Governo confirma que novas regras de VA e VR serão aplicadas a todo o mercado
Novas regras para vale-alimentação e vale-refeição visam padronização e proteção dos trabalhadores.
O Decreto nº 12.712/2025 estabelece novas diretrizes para a operação do vale-alimentação (VA) e do vale-refeição (VR) em todo o Brasil. A norma se aplica a todas as empresas que oferecem esses benefícios, independentemente de estarem inscritas no Programa de Alimentação do Trabalhador (PAT).
A interpretação da Administração Pública Federal esclarece que o decreto se concentra na essência do benefício e em sua operacionalização, sem levar em conta a adesão das empresas ao PAT. Essa abordagem visa padronizar as regras do setor e evitar distorções nas relações entre empresas, trabalhadores e estabelecimentos credenciados.
Com a nova regulamentação, todas as empresas que concedem vale-alimentação ou vale-refeição devem seguir as mesmas obrigações, abrangendo não apenas as emissoras e credenciadoras, mas todos os envolvidos na cadeia de distribuição desses benefícios.
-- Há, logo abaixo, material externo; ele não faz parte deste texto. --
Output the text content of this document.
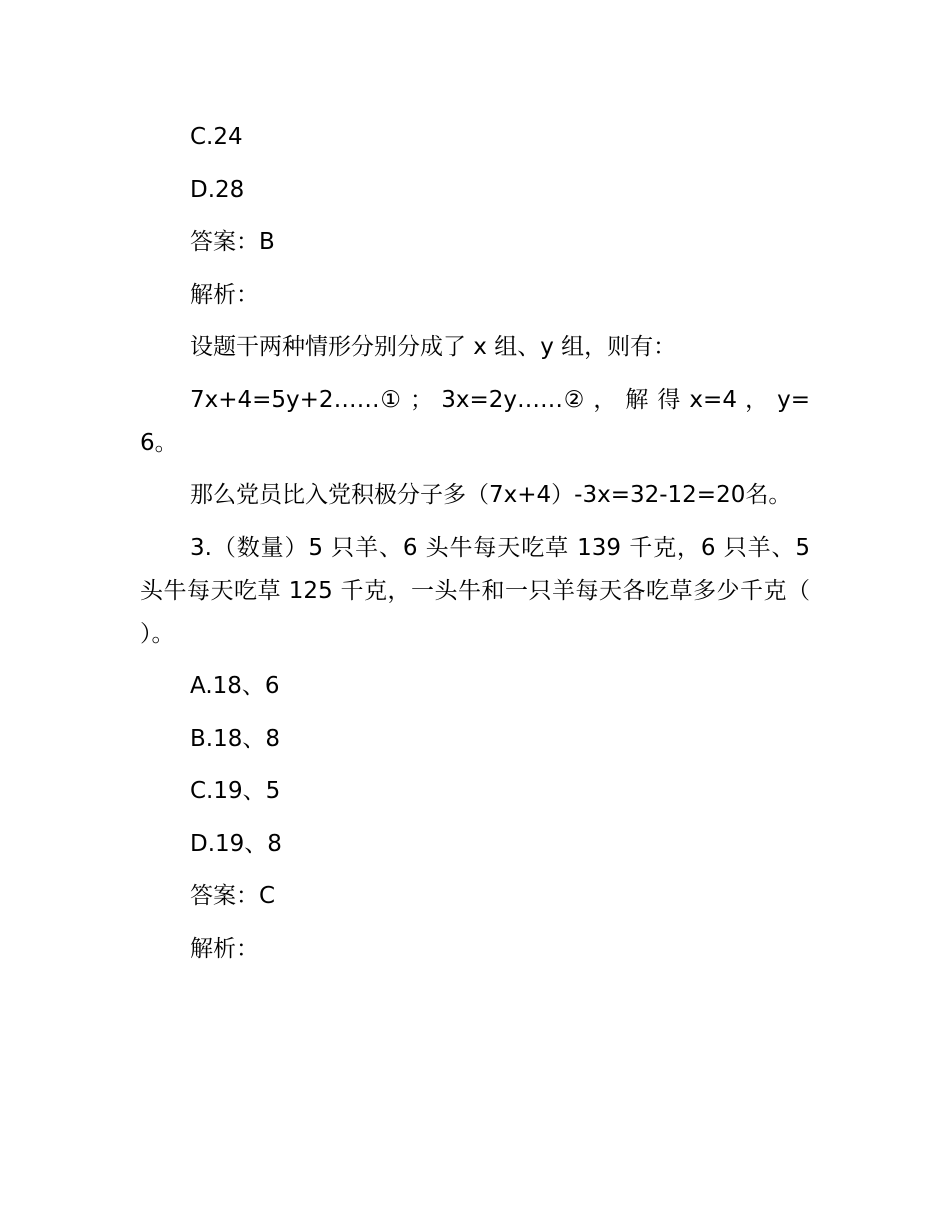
C.24

D.28

答案：B

解析：

设题干两种情形分别分成了 x 组、y 组，则有：

7x+4=5y+2……① ； 3x=2y……② ， 解 得 x=4 ， y=6。

那么党员比入党积极分子多（7x+4）-3x=32-12=20名。

3.（数量）5 只羊、6 头牛每天吃草 139 千克，6 只羊、5 头牛每天吃草 125 千克，一头牛和一只羊每天各吃草多少千克（ ）。

A.18、6

B.18、8

C.19、5

D.19、8

答案：C

解析：
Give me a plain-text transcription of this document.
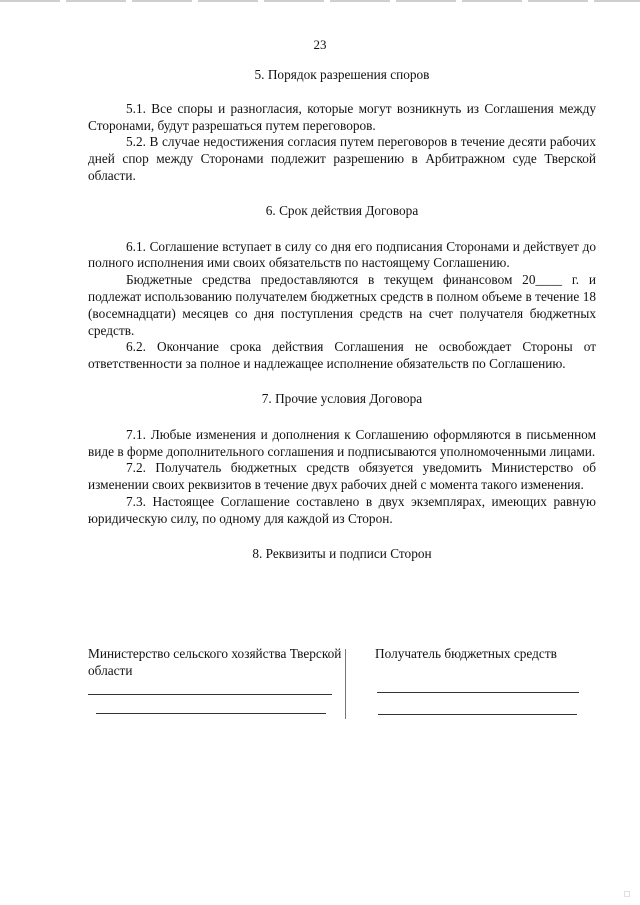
23

5. Порядок разрешения споров

5.1. Все споры и разногласия, которые могут возникнуть из Соглашения между Сторонами, будут разрешаться путем переговоров.

5.2. В случае недостижения согласия путем переговоров в течение десяти рабочих дней спор между Сторонами подлежит разрешению в Арбитражном суде Тверской области.

6. Срок действия Договора

6.1. Соглашение вступает в силу со дня его подписания Сторонами и действует до полного исполнения ими своих обязательств по настоящему Соглашению.

Бюджетные средства предоставляются в текущем финансовом 20____ г. и подлежат использованию получателем бюджетных средств в полном объеме в течение 18 (восемнадцати) месяцев со дня поступления средств на счет получателя бюджетных средств.

6.2. Окончание срока действия Соглашения не освобождает Стороны от ответственности за полное и надлежащее исполнение обязательств по Соглашению.

7. Прочие условия Договора

7.1. Любые изменения и дополнения к Соглашению оформляются в письменном виде в форме дополнительного соглашения и подписываются уполномоченными лицами.

7.2. Получатель бюджетных средств обязуется уведомить Министерство об изменении своих реквизитов в течение двух рабочих дней с момента такого изменения.

7.3. Настоящее Соглашение составлено в двух экземплярах, имеющих равную юридическую силу, по одному для каждой из Сторон.

8. Реквизиты и подписи Сторон

Министерство сельского хозяйства Тверской области
Получатель бюджетных средств
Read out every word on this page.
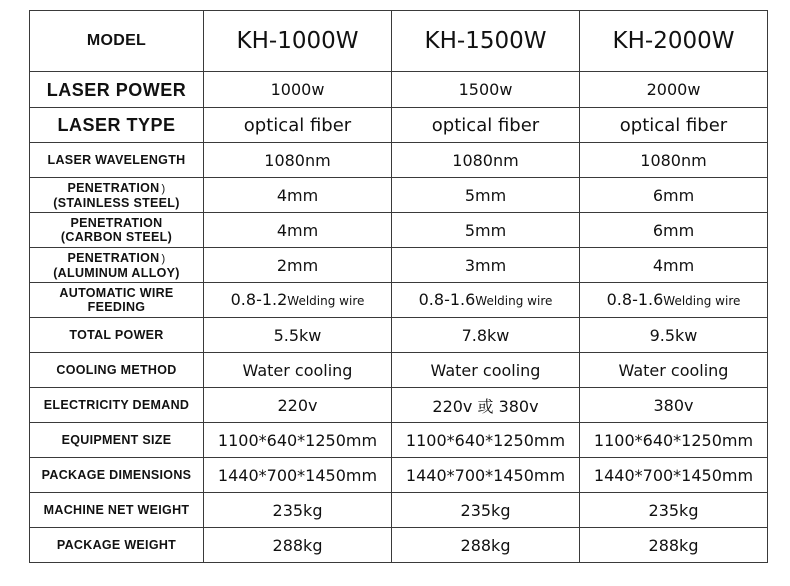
MODEL	KH-1000W	KH-1500W	KH-2000W
LASER POWER	1000w	1500w	2000w
LASER TYPE	optical fiber	optical fiber	optical fiber
LASER WAVELENGTH	1080nm	1080nm	1080nm
PENETRATION )
(STAINLESS STEEL)	4mm	5mm	6mm
PENETRATION
(CARBON STEEL)	4mm	5mm	6mm
PENETRATION )
(ALUMINUM ALLOY)	2mm	3mm	4mm
AUTOMATIC WIRE
FEEDING	0.8-1.2Welding wire	0.8-1.6Welding wire	0.8-1.6Welding wire
TOTAL POWER	5.5kw	7.8kw	9.5kw
COOLING METHOD	Water cooling	Water cooling	Water cooling
ELECTRICITY DEMAND	220v	220v 或 380v	380v
EQUIPMENT SIZE	1100*640*1250mm	1100*640*1250mm	1100*640*1250mm
PACKAGE DIMENSIONS	1440*700*1450mm	1440*700*1450mm	1440*700*1450mm
MACHINE NET WEIGHT	235kg	235kg	235kg
PACKAGE WEIGHT	288kg	288kg	288kg
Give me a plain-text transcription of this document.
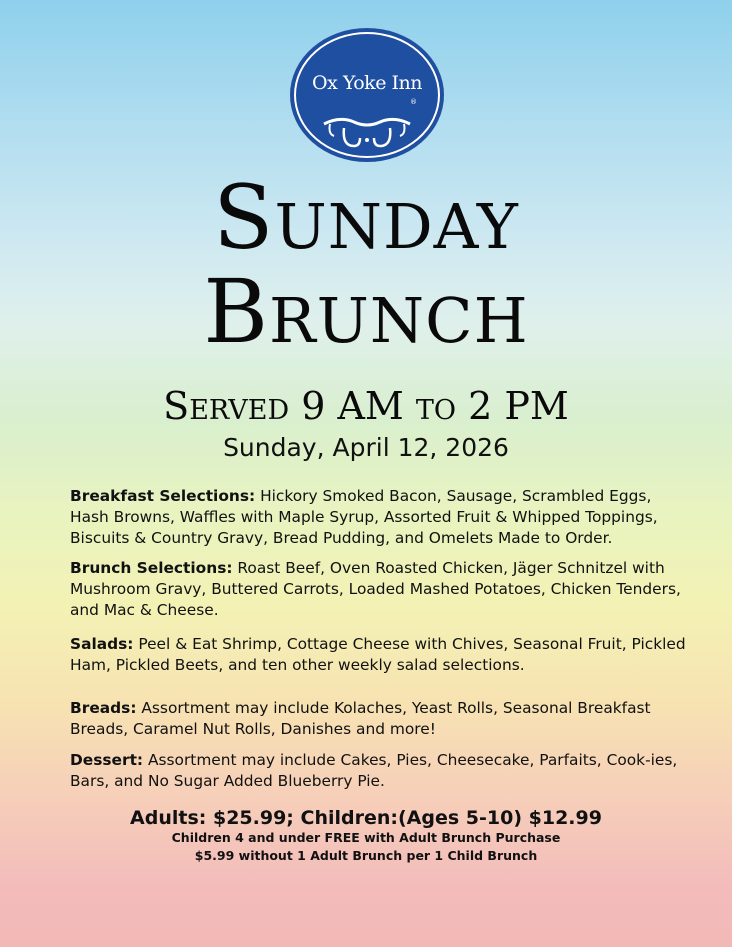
Ox Yoke Inn
®
Sunday
Brunch
Served 9 AM to 2 PM
Sunday, April 12, 2026
Breakfast Selections: Hickory Smoked Bacon, Sausage, Scrambled Eggs, Hash Browns, Waffles with Maple Syrup, Assorted Fruit & Whipped Toppings, Biscuits & Country Gravy, Bread Pudding, and Omelets Made to Order.
Brunch Selections: Roast Beef, Oven Roasted Chicken, Jäger Schnitzel with Mushroom Gravy, Buttered Carrots, Loaded Mashed Potatoes, Chicken Tenders, and Mac & Cheese.
Salads: Peel & Eat Shrimp, Cottage Cheese with Chives, Seasonal Fruit, Pickled Ham, Pickled Beets, and ten other weekly salad selections.
Breads: Assortment may include Kolaches, Yeast Rolls, Seasonal Breakfast Breads, Caramel Nut Rolls, Danishes and more!
Dessert: Assortment may include Cakes, Pies, Cheesecake, Parfaits, Cook-ies, Bars, and No Sugar Added Blueberry Pie.
Adults: $25.99; Children:(Ages 5-10) $12.99
Children 4 and under FREE with Adult Brunch Purchase
$5.99 without 1 Adult Brunch per 1 Child Brunch
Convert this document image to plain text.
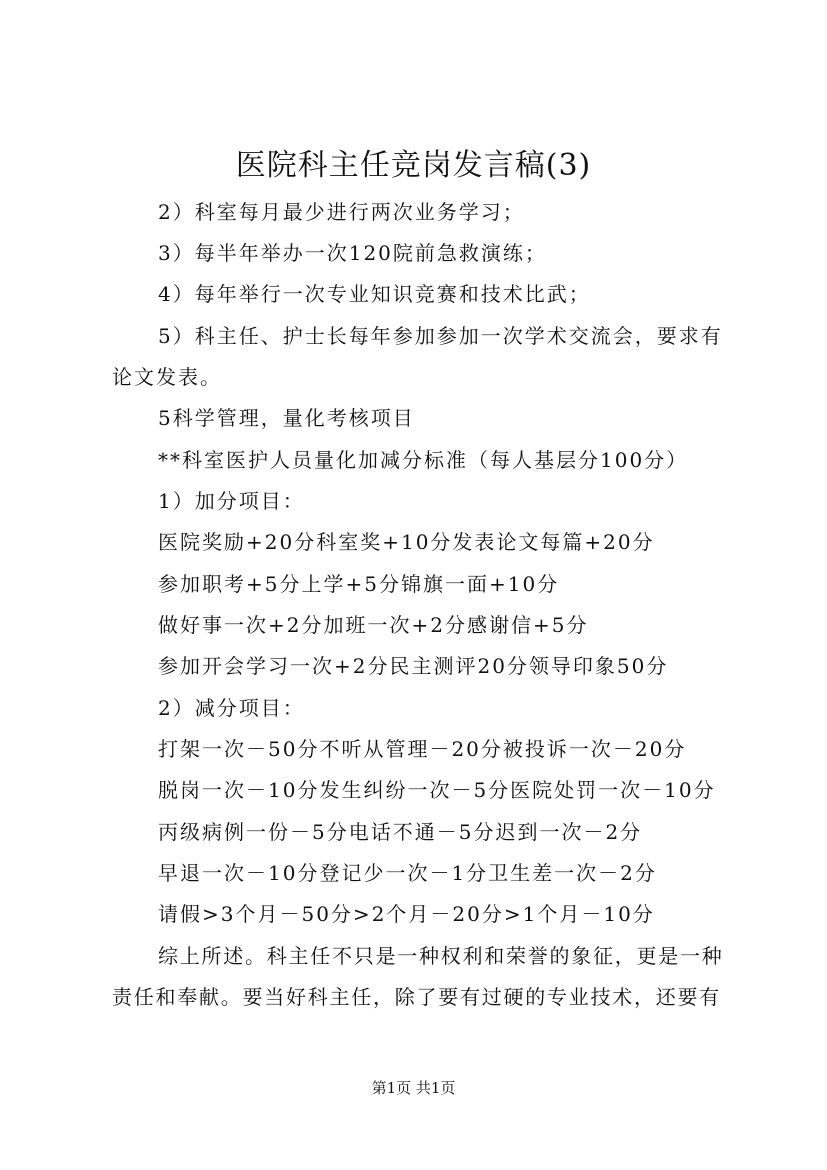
医院科主任竞岗发言稿(3)
2）科室每月最少进行两次业务学习；
3）每半年举办一次120院前急救演练；
4）每年举行一次专业知识竞赛和技术比武；
5）科主任、护士长每年参加参加一次学术交流会，要求有
论文发表。
5科学管理，量化考核项目
**科室医护人员量化加减分标准（每人基层分100分）
1）加分项目：
医院奖励+20分科室奖+10分发表论文每篇+20分
参加职考+5分上学+5分锦旗一面+10分
做好事一次+2分加班一次+2分感谢信+5分
参加开会学习一次+2分民主测评20分领导印象50分
2）减分项目：
打架一次－50分不听从管理－20分被投诉一次－20分
脱岗一次－10分发生纠纷一次－5分医院处罚一次－10分
丙级病例一份－5分电话不通－5分迟到一次－2分
早退一次－10分登记少一次－1分卫生差一次－2分
请假>3个月－50分>2个月－20分>1个月－10分
综上所述。科主任不只是一种权利和荣誉的象征，更是一种
责任和奉献。要当好科主任，除了要有过硬的专业技术，还要有
第1页 共1页
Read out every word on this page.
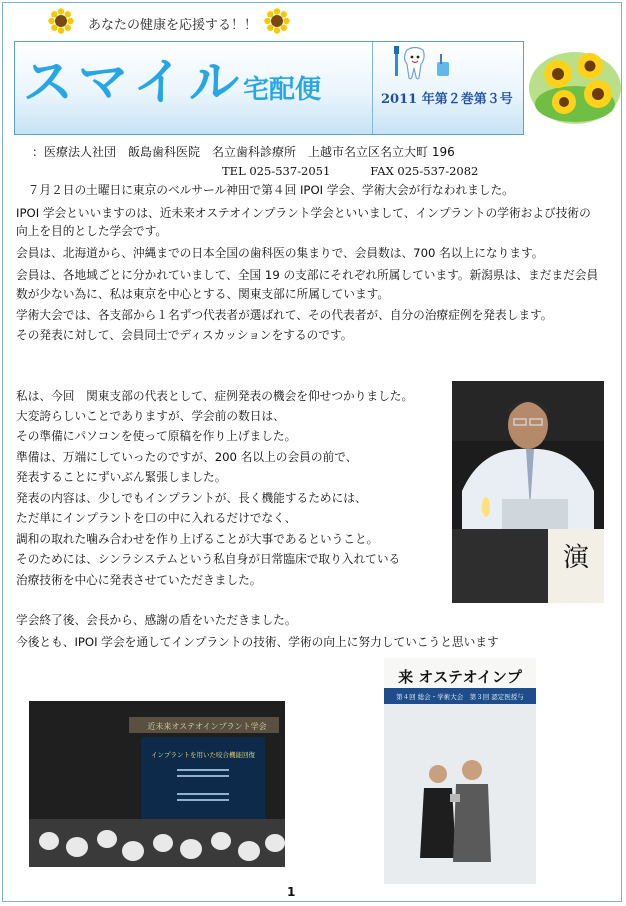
あなたの健康を応援する！！
スマイル
宅配便	2011 年第２巻第３号
：医療法人社団　飯島歯科医院　名立歯科診療所　上越市名立区名立大町 196
TEL 025-537-2051	FAX 025-537-2082

　７月２日の土曜日に東京のベルサール神田で第４回 IPOI 学会、学術大会が行なわれました。

IPOI 学会といいますのは、近未来オステオインプラント学会といいまして、インプラントの学術および技術の

向上を目的とした学会です。

会員は、北海道から、沖縄までの日本全国の歯科医の集まりで、会員数は、700 名以上になります。

会員は、各地域ごとに分かれていまして、全国 19 の支部にそれぞれ所属しています。新潟県は、まだまだ会員

数が少ない為に、私は東京を中心とする、関東支部に所属しています。

学術大会では、各支部から１名ずつ代表者が選ばれて、その代表者が、自分の治療症例を発表します。

その発表に対して、会員同士でディスカッションをするのです。

私は、今回　関東支部の代表として、症例発表の機会を仰せつかりました。

大変誇らしいことでありますが、学会前の数日は、

その準備にパソコンを使って原稿を作り上げました。

準備は、万端にしていったのですが、200 名以上の会員の前で、

発表することにずいぶん緊張しました。

発表の内容は、少しでもインプラントが、長く機能するためには、

ただ単にインプラントを口の中に入れるだけでなく、

調和の取れた噛み合わせを作り上げることが大事であるということ。

そのためには、シンラシステムという私自身が日常臨床で取り入れている

治療技術を中心に発表させていただきました。

学会終了後、会長から、感謝の盾をいただきました。

今後とも、IPOI 学会を通してインプラントの技術、学術の向上に努力していこうと思います

演
近未来オステオインプラント学会
インプラントを用いた咬合機能回復
来 オステオインプ
第４回 総会・学術大会　第３回 認定医授与
1
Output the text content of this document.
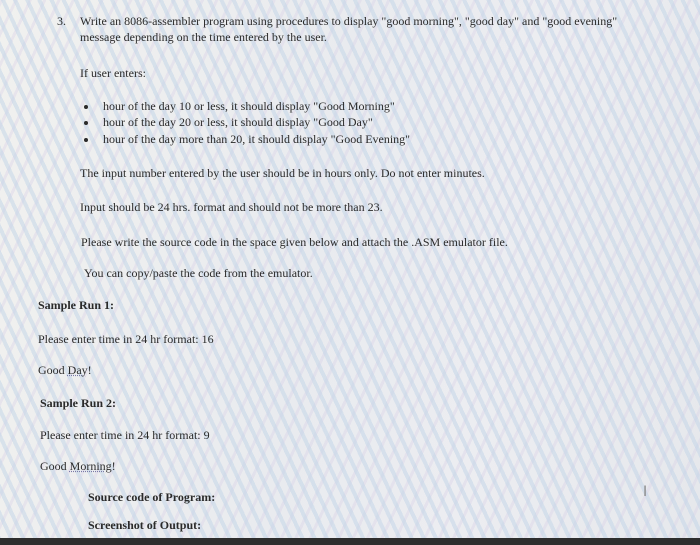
3. Write an 8086-assembler program using procedures to display "good morning", "good day" and "good evening"
message depending on the time entered by the user.
If user enters:
hour of the day 10 or less, it should display "Good Morning"
hour of the day 20 or less, it should display "Good Day"
hour of the day more than 20, it should display "Good Evening"
The input number entered by the user should be in hours only. Do not enter minutes.
Input should be 24 hrs. format and should not be more than 23.
Please write the source code in the space given below and attach the .ASM emulator file.
You can copy/paste the code from the emulator.
Sample Run 1:
Please enter time in 24 hr format: 16
Good Day!
Sample Run 2:
Please enter time in 24 hr format: 9
Good Morning!
Source code of Program:
Screenshot of Output:
I
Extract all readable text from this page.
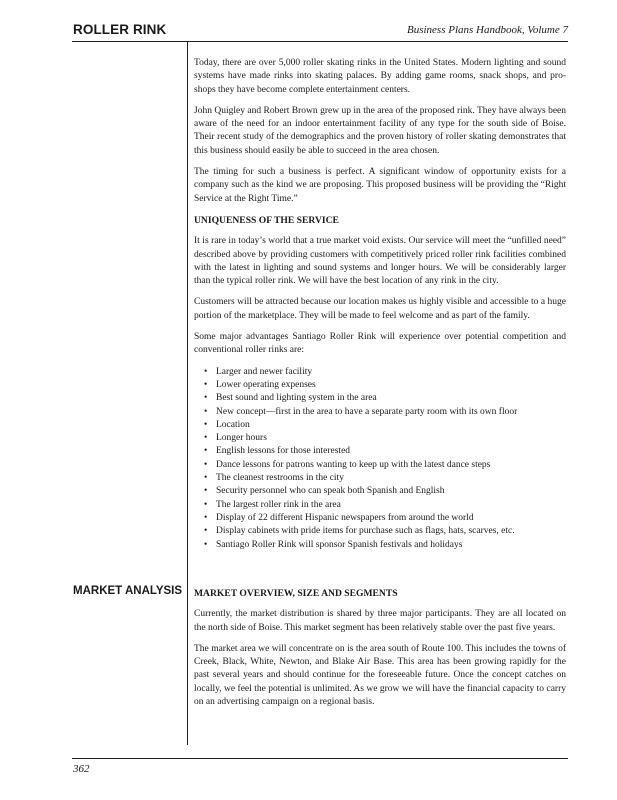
ROLLER RINK	Business Plans Handbook, Volume 7

Today, there are over 5,000 roller skating rinks in the United States. Modern lighting and sound systems have made rinks into skating palaces. By adding game rooms, snack shops, and pro-shops they have become complete entertainment centers.

John Quigley and Robert Brown grew up in the area of the proposed rink. They have always been aware of the need for an indoor entertainment facility of any type for the south side of Boise. Their recent study of the demographics and the proven history of roller skating demonstrates that this business should easily be able to succeed in the area chosen.

The timing for such a business is perfect. A significant window of opportunity exists for a company such as the kind we are proposing. This proposed business will be providing the “Right Service at the Right Time.”

UNIQUENESS OF THE SERVICE

It is rare in today’s world that a true market void exists. Our service will meet the “unfilled need” described above by providing customers with competitively priced roller rink facilities combined with the latest in lighting and sound systems and longer hours. We will be considerably larger than the typical roller rink. We will have the best location of any rink in the city.

Customers will be attracted because our location makes us highly visible and accessible to a huge portion of the marketplace. They will be made to feel welcome and as part of the family.

Some major advantages Santiago Roller Rink will experience over potential competition and conventional roller rinks are:

• Larger and newer facility
• Lower operating expenses
• Best sound and lighting system in the area
• New concept—first in the area to have a separate party room with its own floor
• Location
• Longer hours
• English lessons for those interested
• Dance lessons for patrons wanting to keep up with the latest dance steps
• The cleanest restrooms in the city
• Security personnel who can speak both Spanish and English
• The largest roller rink in the area
• Display of 22 different Hispanic newspapers from around the world
• Display cabinets with pride items for purchase such as flags, hats, scarves, etc.
• Santiago Roller Rink will sponsor Spanish festivals and holidays
MARKET ANALYSIS MARKET OVERVIEW, SIZE AND SEGMENTS

Currently, the market distribution is shared by three major participants. They are all located on the north side of Boise. This market segment has been relatively stable over the past five years.

The market area we will concentrate on is the area south of Route 100. This includes the towns of Creek, Black, White, Newton, and Blake Air Base. This area has been growing rapidly for the past several years and should continue for the foreseeable future. Once the concept catches on locally, we feel the potential is unlimited. As we grow we will have the financial capacity to carry on an advertising campaign on a regional basis.

362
Fim da segregação de saldos
Uma das inovações mais significativas do decreto é a proibição de práticas que separam os saldos dos trabalhadores em categorias distintas, como “Auxílio PAT” e “Auxílio CLT”. Essa segmentação é considerada pelo governo como uma violação dos princípios de isonomia e interoperabilidade, que o decreto visa assegurar, criando diferenças indevidas entre os beneficiários e os estabelecimentos comerciais.
Limites para taxas e prazos
O decreto também estabelece limites claros para as taxas e prazos no setor:
- A taxa de desconto (MDR) cobrada de estabelecimentos como restaurantes e supermercados é limitada a 3,6%;
- O prazo máximo para repasse financeiro das transações aos estabelecimentos é de 15 dias corridos;
- Estão proibidas cobranças adicionais, como taxas de adesão ou anuidades;
- Práticas de rebates ou deságios que proporcionem vantagens financeiras indiretas às empresas contratantes também são vedadas.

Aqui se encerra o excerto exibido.